What’s the size of the generated code?

  • 24m:45s There’s a reasonable amount of code, but it’s about to get smaller. However, it’s generally smaller than a React-MVC application.
  • 25m:20s The next release looks at asset management and dead code elimination; where a library might have additional utility functions that may not be needed.
  • 25m:50s Preliminary numbers suggest that the resulting code is really small - it should be a really great release.

If the state is immutable, isn’t the state update expensive?

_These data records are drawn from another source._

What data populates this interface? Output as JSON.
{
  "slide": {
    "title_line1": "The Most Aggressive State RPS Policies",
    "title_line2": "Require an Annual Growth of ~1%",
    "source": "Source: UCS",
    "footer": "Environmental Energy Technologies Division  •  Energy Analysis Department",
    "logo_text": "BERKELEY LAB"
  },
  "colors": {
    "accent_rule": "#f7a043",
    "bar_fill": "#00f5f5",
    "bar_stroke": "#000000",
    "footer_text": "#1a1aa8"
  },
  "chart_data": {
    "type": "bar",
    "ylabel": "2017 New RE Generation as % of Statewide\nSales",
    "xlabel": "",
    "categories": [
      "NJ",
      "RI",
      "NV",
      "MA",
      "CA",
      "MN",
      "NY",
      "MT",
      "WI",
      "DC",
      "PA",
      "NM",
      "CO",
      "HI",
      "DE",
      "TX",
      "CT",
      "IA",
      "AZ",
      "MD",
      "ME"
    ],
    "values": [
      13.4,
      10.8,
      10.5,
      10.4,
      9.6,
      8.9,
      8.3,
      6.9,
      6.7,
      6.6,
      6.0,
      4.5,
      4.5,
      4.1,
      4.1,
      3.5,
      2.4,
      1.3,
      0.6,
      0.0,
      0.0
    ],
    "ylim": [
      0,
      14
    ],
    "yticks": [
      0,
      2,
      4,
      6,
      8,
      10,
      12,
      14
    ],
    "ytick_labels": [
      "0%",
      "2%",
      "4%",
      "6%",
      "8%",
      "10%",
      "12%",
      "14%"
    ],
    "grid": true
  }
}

  • 26m:25s The data structure isn’t cloned the whole time; it shares a lot of the nodes that were used in the previous state - and this is handled automatically by the runtime.
  • 26m:40s It performs better than Angular, Ember and React. [See http://elm-lang.org/blog/blazing-fast-html-round-two for more details]
  • 26m:55s Because it’s side-effect free, there are a lot more optimisations that can be performed that aren’t applicable to general JavaScript applications.

How is debugging improved with Elm?

  • 28m:25s When the user interacts with an Elm application, messages are generated from interaction in the user interface.
  • 28m:45s The messages encode the data of the user interface that triggered the component, and are sent to the update function.
  • 28m:55s This allows the debugger to print the message stream of what is happening in the application as it runs, with no changes required to the application itself.
  • 29m:00s It’s also possible to see the state of the model at these times, so you can time-travel backwards.
  • 29m:40s Since everything is built on this, it comes for free in your application and any other libraries from the Elm ecosystem.

Where are the sticky parts of Elm?

  • 31m:15s Elm makes a wall between the Elm ecosystem and the JavaScript ecosystem.
  • 31m:45s JavaScript interop allows calling out to libraries which exist that don’t or can’t be written in Elm, like large DOM manipulation.
  • 32m:45s Elm talks to JavaScript by sending and receiving immutable messages of data.
  • 33m:00s The other difference is that Elm is purely functional, so can’t deal with changes or side effects.
  • 33m:40s It’s similar to when you’re interacting with servers; you send a request and get an asynchronous response back later.
  • 34m:00s Elm doesn’t have a server-side story at this stage; so although you can write JavaScript on server with node, Elm doesn’t have an ecosystem for the server yet.

What’s the Elm community like?

  • 35m:00s There’s ElmConf in St Louis (attached with StrangeLoop), and ElmEurope in Paris.
  • 35m:30s The way to judge communities is what the experience is like for beginners - Elm is generally very friendly and eager to help out beginners.
  • 35m:50s The ecosystem is much smaller; Elm has its own package manager, and is really strict about a couple of things.
  • 36m:00s The first restriction is that the Elm package manager prevents publishing mixed Elm and JavaScript code.
  • 36m:35s This means that all the code published is in pure Elm, but it grows organically as functions are re-written in Elm itself.
  • 37m:00s The other benefit is that packages are semantically versioned automatically; if you remove a function then try and publish a minor version, it won’t let you until the major version is bumped. This makes the upgrade path much easier.
  • 37m:30s One attendee at QCon remarked that they migrated to Elm not because of the benefit of the language but the fact that they could move away from the breakages of packages in flux with npm.
  • 37m:45s Culturally the community has well-named packages, like elm-css or elm-test.
  • 38m:00s It means that developers tend to find existing packages and use them, rather than re-inventing their own one each time.